È il mio primo approccio agli
Ugij, collettivo strumentale a cavallo tra fusion e world music che ha nelle tastiere di
Edoardo Maggioni il principale motivo di interesse.
L’introduttiva
“Ehiku” scomoda Popol Vuh e Third Ear Band prima di sfociare in un jazz molto più moderno che mi ha ricordato il trio di Esbjörn Svensson con un chitarrista aggiunto. Il feeling di
“Mea E Pau” è quasi funky, impreziosito dal pianismo sempre interessante di
Maggioni, e fa il paio con la successiva
“Odota”, episodio lirico ed enigmatico - il primo del lotto con tanto di orchestra - dalle tinte trip-hop e drum'n'bass.

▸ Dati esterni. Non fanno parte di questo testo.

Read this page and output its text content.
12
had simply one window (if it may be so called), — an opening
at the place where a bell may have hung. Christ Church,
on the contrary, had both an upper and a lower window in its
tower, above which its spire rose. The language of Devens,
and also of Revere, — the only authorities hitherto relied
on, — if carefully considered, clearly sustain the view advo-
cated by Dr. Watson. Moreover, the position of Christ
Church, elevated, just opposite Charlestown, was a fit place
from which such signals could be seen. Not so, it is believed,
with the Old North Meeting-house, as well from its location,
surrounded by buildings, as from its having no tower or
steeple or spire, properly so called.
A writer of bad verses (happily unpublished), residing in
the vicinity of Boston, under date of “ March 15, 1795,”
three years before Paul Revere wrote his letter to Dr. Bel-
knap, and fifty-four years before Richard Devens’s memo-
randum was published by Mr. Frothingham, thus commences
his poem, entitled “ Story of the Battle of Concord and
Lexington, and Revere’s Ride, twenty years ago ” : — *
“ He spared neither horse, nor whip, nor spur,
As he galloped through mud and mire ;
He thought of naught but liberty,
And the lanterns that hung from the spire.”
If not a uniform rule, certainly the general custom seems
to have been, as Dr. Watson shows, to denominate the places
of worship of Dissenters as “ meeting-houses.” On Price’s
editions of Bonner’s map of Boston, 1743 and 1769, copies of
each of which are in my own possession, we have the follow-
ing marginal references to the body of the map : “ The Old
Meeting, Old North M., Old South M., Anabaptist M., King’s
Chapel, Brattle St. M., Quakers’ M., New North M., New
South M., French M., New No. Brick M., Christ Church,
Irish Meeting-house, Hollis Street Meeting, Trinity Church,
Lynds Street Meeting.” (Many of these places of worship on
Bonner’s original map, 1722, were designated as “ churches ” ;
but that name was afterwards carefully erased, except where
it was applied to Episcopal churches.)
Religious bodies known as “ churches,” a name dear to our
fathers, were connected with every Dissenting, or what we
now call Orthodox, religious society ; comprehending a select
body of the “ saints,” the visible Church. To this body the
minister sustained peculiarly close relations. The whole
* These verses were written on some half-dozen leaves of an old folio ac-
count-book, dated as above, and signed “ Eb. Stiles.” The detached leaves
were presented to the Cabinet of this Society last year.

“Pokemon Shock” è heavy e progressiva, e anticipa
“Pohjoinen”, traccia dal respiro sinfonico ma sospesa, sinistra, mahleriana, in un crescendo costante che culmina nell’impressionante assolo di synth del finale.
Non ci si annoia mai, nemmeno nella successiva
“Tano” (con il guest
Fabrizio Bosso alla tromba), dal sound americaneggiante che attinge parimenti da lounge music e chill out, con melodie spigolose e ammiccanti allo stesso tempo. La chitarra di
Marco Leo è protagonista nella solare
“Yugen”, e “duella” un’ultima volta con le tastiere di
Maggioni, che dominano anche la conclusiva
“Gnawa”, riuscita prova corale che condensa in cinque minuti tutto il potenziale della formazione nostrana.
In alcuni momenti verrebbe da pensare “troppe note”, ma nel complesso davvero niente male.